Self-disrupt or self-destruct


Future of consumer business

Self-disrupt or self-destruct

CEOs of all major consumer product companies face the twin challenges of responding to the disruptive innovation threat in their traditional businesses, while simultaneously harnessing these same forces to create the businesses of tomorrow. The magnitude of the challenge means CEOs need to consider M&A as a strategic enabler to capture innovation-led growth.

We take a deeper look at some of the challenges and examine how companies are using M&A strategically to win the battle for the consumer.

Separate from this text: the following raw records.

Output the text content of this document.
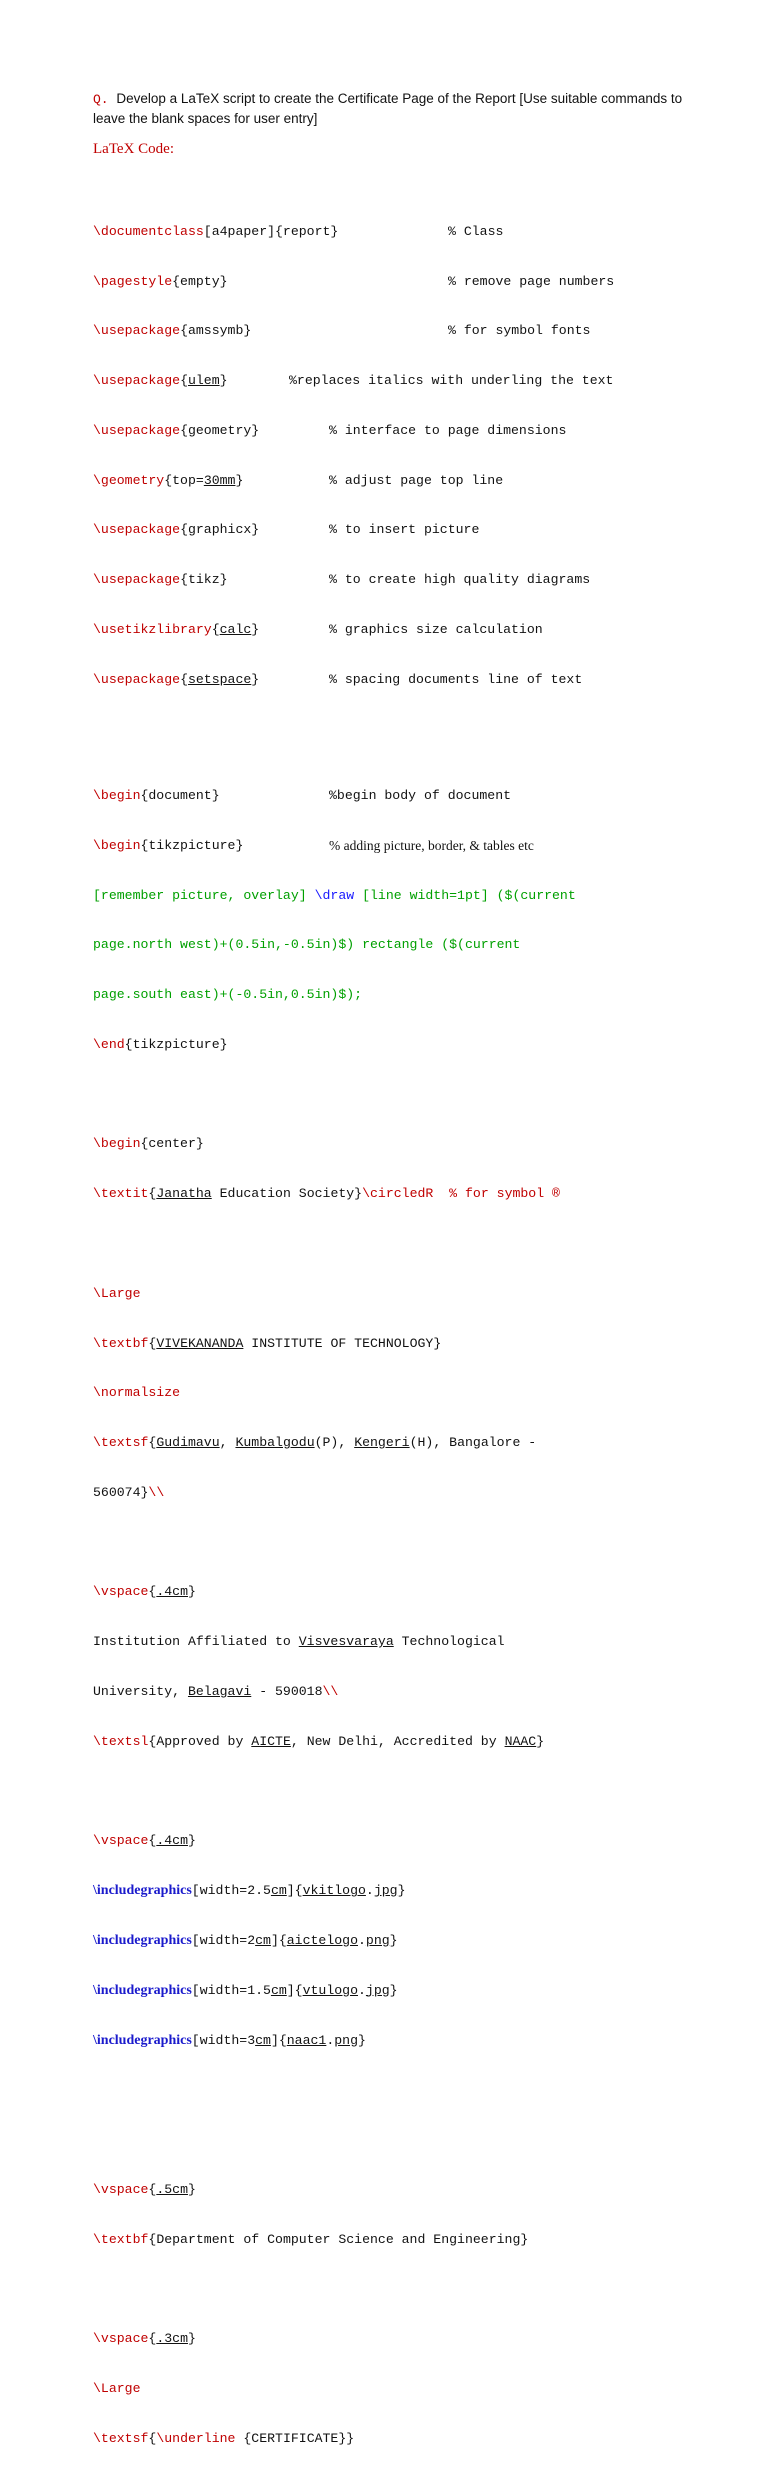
Q. Develop a LaTeX script to create the Certificate Page of the Report [Use suitable commands to leave the blank spaces for user entry]
LaTeX Code:

\documentclass[a4paper]{report}	% Class

\pagestyle{empty}	% remove page numbers

\usepackage{amssymb}	% for symbol fonts

\usepackage{ulem}	%replaces italics with underling the text

\usepackage{geometry}	% interface to page dimensions

\geometry{top=30mm}	% adjust page top line

\usepackage{graphicx}	% to insert picture

\usepackage{tikz}	% to create high quality diagrams

\usetikzlibrary{calc}	% graphics size calculation

\usepackage{setspace}	% spacing documents line of text

\begin{document}	%begin body of document

\begin{tikzpicture}	% adding picture, border, & tables etc

[remember picture, overlay] \draw [line width=1pt] ($(current

page.north west)+(0.5in,-0.5in)$) rectangle ($(current

page.south east)+(-0.5in,0.5in)$);

\end{tikzpicture}

\begin{center}

\textit{Janatha Education Society}\circledR  % for symbol ®

\Large

\textbf{VIVEKANANDA INSTITUTE OF TECHNOLOGY}

\normalsize

\textsf{Gudimavu, Kumbalgodu(P), Kengeri(H), Bangalore -

560074}\\

\vspace{.4cm}

Institution Affiliated to Visvesvaraya Technological

University, Belagavi - 590018\\

\textsl{Approved by AICTE, New Delhi, Accredited by NAAC}

\vspace{.4cm}

\includegraphics[width=2.5cm]{vkitlogo.jpg}

\includegraphics[width=2cm]{aictelogo.png}

\includegraphics[width=1.5cm]{vtulogo.jpg}

\includegraphics[width=3cm]{naac1.png}

\vspace{.5cm}

\textbf{Department of Computer Science and Engineering}

\vspace{.3cm}

\Large

\textsf{\underline {CERTIFICATE}}
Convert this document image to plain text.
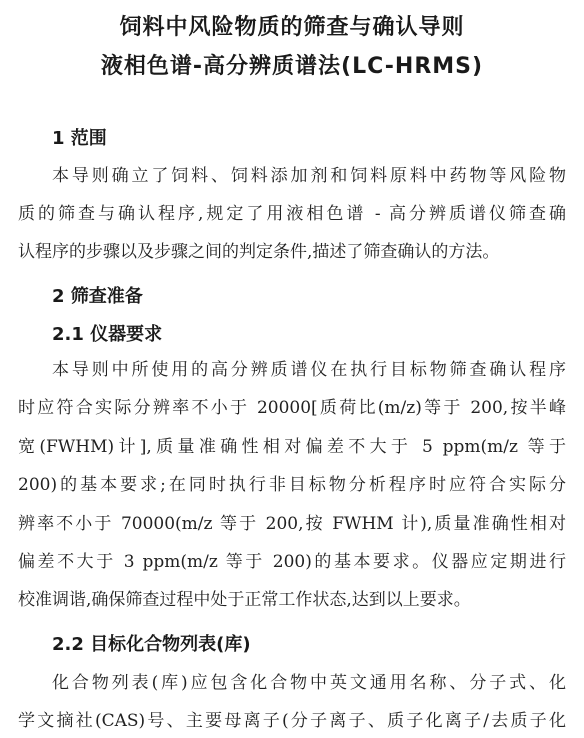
饲料中风险物质的筛查与确认导则
液相色谱-高分辨质谱法(LC-HRMS)
1 范围
本导则确立了饲料、饲料添加剂和饲料原料中药物等风险物
质的筛查与确认程序,规定了用液相色谱 - 高分辨质谱仪筛查确
认程序的步骤以及步骤之间的判定条件,描述了筛查确认的方法。
2 筛查准备
2.1 仪器要求
本导则中所使用的高分辨质谱仪在执行目标物筛查确认程序
时应符合实际分辨率不小于 20000[质荷比(m/z)等于 200,按半峰
宽(FWHM)计],质量准确性相对偏差不大于 5 ppm(m/z 等于
200)的基本要求;在同时执行非目标物分析程序时应符合实际分
辨率不小于 70000(m/z 等于 200,按 FWHM 计),质量准确性相对
偏差不大于 3 ppm(m/z 等于 200)的基本要求。仪器应定期进行
校准调谐,确保筛查过程中处于正常工作状态,达到以上要求。
2.2 目标化合物列表(库)
化合物列表(库)应包含化合物中英文通用名称、分子式、化
学文摘社(CAS)号、主要母离子(分子离子、质子化离子/去质子化
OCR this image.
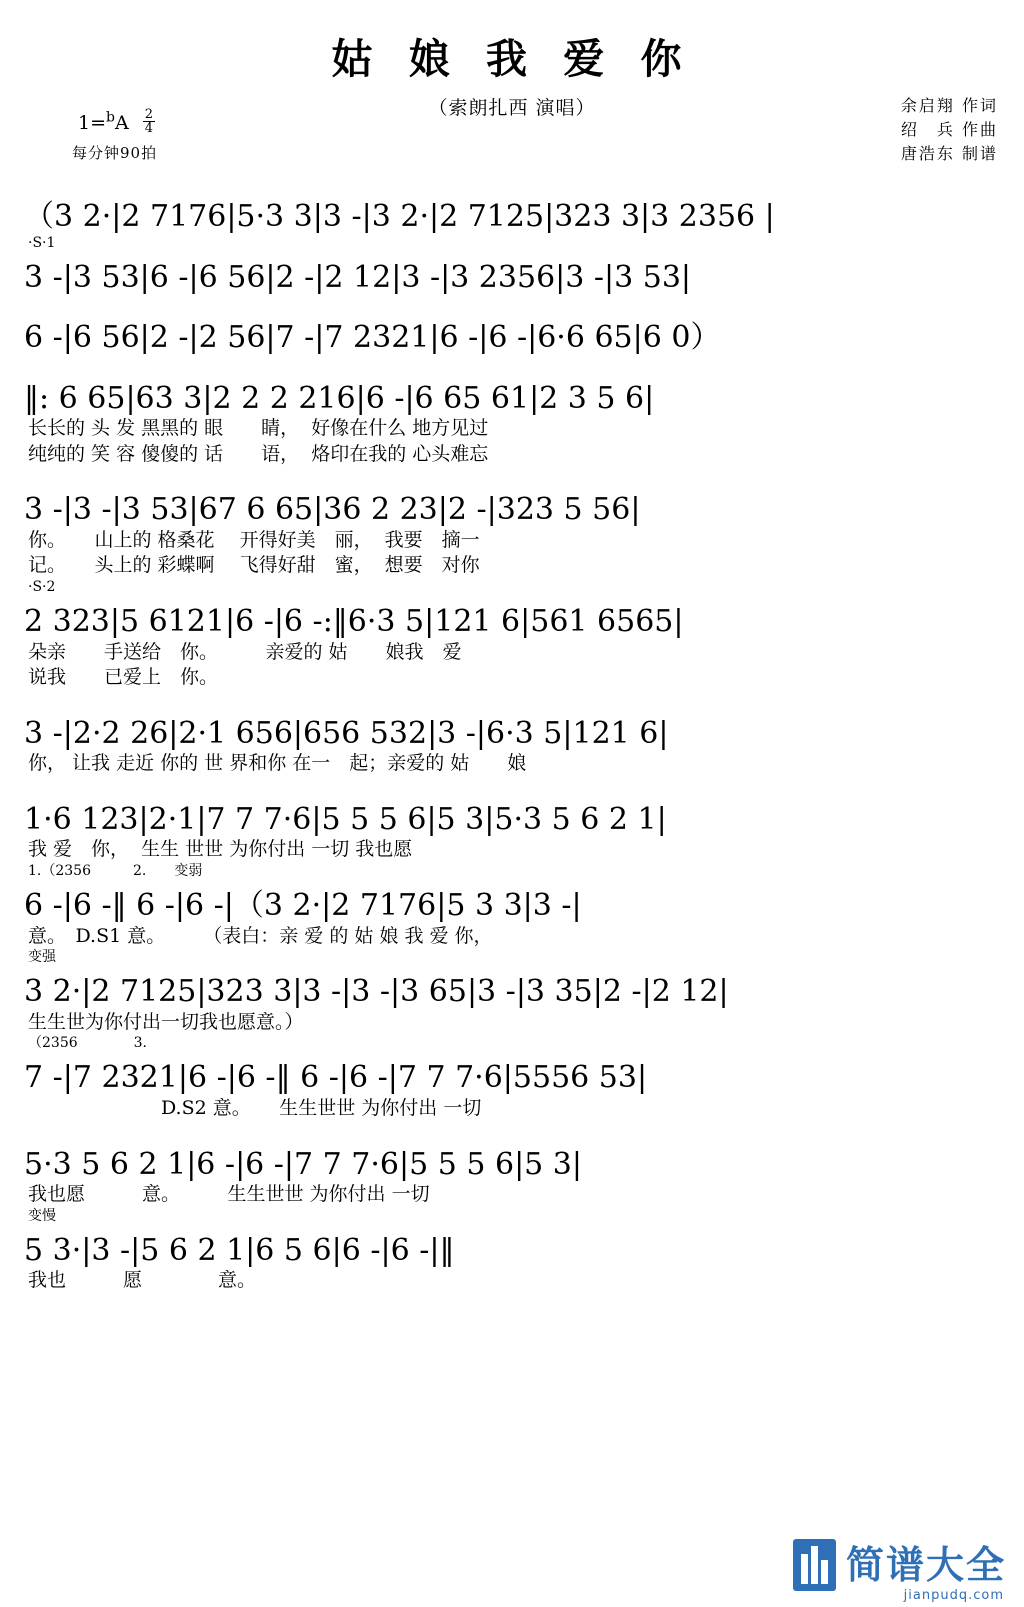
姑 娘 我 爱 你
（索朗扎西 演唱）	余启翔 作词
绍　兵 作曲
唐浩东 制谱
$1=^bA \frac{2}{4}$
每分钟90拍
（3 2·|2 7176|5·3 3|3 -|3 2·|2 7125|323 3|3 2356 |
·S·1
3 -|3 53|6 -|6 56|2 -|2 12|3 -|3 2356|3 -|3 53|
6 -|6 56|2 -|2 56|7 -|7 2321|6 -|6 -|6·6 65|6 0）
‖: 6 65|63 3|2 2 2 216|6 -|6 65 61|2 3 5 6|
长长的 头 发 黑黑的 眼　　睛，  好像在什么 地方见过
纯纯的 笑 容 傻傻的 话　　语，  烙印在我的 心头难忘
3 -|3 -|3 53|67 6 65|36 2 23|2 -|323 5 56|
你。　　山上的 格桑花　 开得好美　丽，  我要　摘一
记。　　头上的 彩蝶啊　 飞得好甜　蜜，  想要　对你
·S·2
2 323|5 6121|6 -|6 -:‖6·3 5|121 6|561 6565|
朵亲　　手送给　你。　　　亲爱的 姑　　娘我　爱
说我　　已爱上　你。
3 -|2·2 26|2·1 656|656 532|3 -|6·3 5|121 6|
你， 让我 走近 你的 世 界和你 在一　起；亲爱的 姑　　娘
1·6 123|2·1|7 7 7·6|5 5 5 6|5 3|5·3 5 6 2 1|
我 爱　你，  生生 世世 为你付出 一切 我也愿
1.（2356　　　2.　　变弱
6 -|6 -‖ 6 -|6 -|（3 2·|2 7176|5 3 3|3 -|
意。　D.S1 意。　　　（表白：亲 爱 的 姑 娘 我 爱 你，
变强
3 2·|2 7125|323 3|3 -|3 -|3 65|3 -|3 35|2 -|2 12|
生生世为你付出一切我也愿意。）
（2356　　　　3.
7 -|7 2321|6 -|6 -‖ 6 -|6 -|7 7 7·6|5556 53|
　　　　　　　D.S2 意。　　生生世世 为你付出 一切
5·3 5 6 2 1|6 -|6 -|7 7 7·6|5 5 5 6|5 3|
我也愿　　　意。　　　生生世世 为你付出 一切
变慢
5 3·|3 -|5 6 2 1|6 5 6|6 -|6 -|‖
我也　　　愿　　　　意。
简谱大全
jianpudq.com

Key findings of the report:

  • From “owning the aisle” to “owning the consumer”. The digital revolution has transformed the world and data is the new battleground. This paradigm gives a significant advantage to asset-light, digitally native start-up brands that are using consumer data as the basis of competition and bypassing the traditional advantages of scale and scope. As a result, well-established companies now face the risk of decreasing customer loyalty, shortened product life-cycles and erosion of market share.
  • Unbundling the business model. The disruptive potential of the new technologies are amplified by shifts in consumer behaviour. Challenger start-ups can build profitable businesses that were simply not possible a few years ago and this is eating into the core markets of established consumer product companies. Combined, these disruptive shifts are lowering the barriers to entry for product development, cutting the cost of demand fulfilment and allowing the proliferation of direct-to-consumer product channels.
  • The promise of cross sector convergence. The advances in digital and analytics technologies are reshaping how products and services are developed, delivered and consumed. Consumer product companies are now facing non-traditional competitors who strategically acquire technologies to create new consumer product offerings and in the process are reshaping the competition.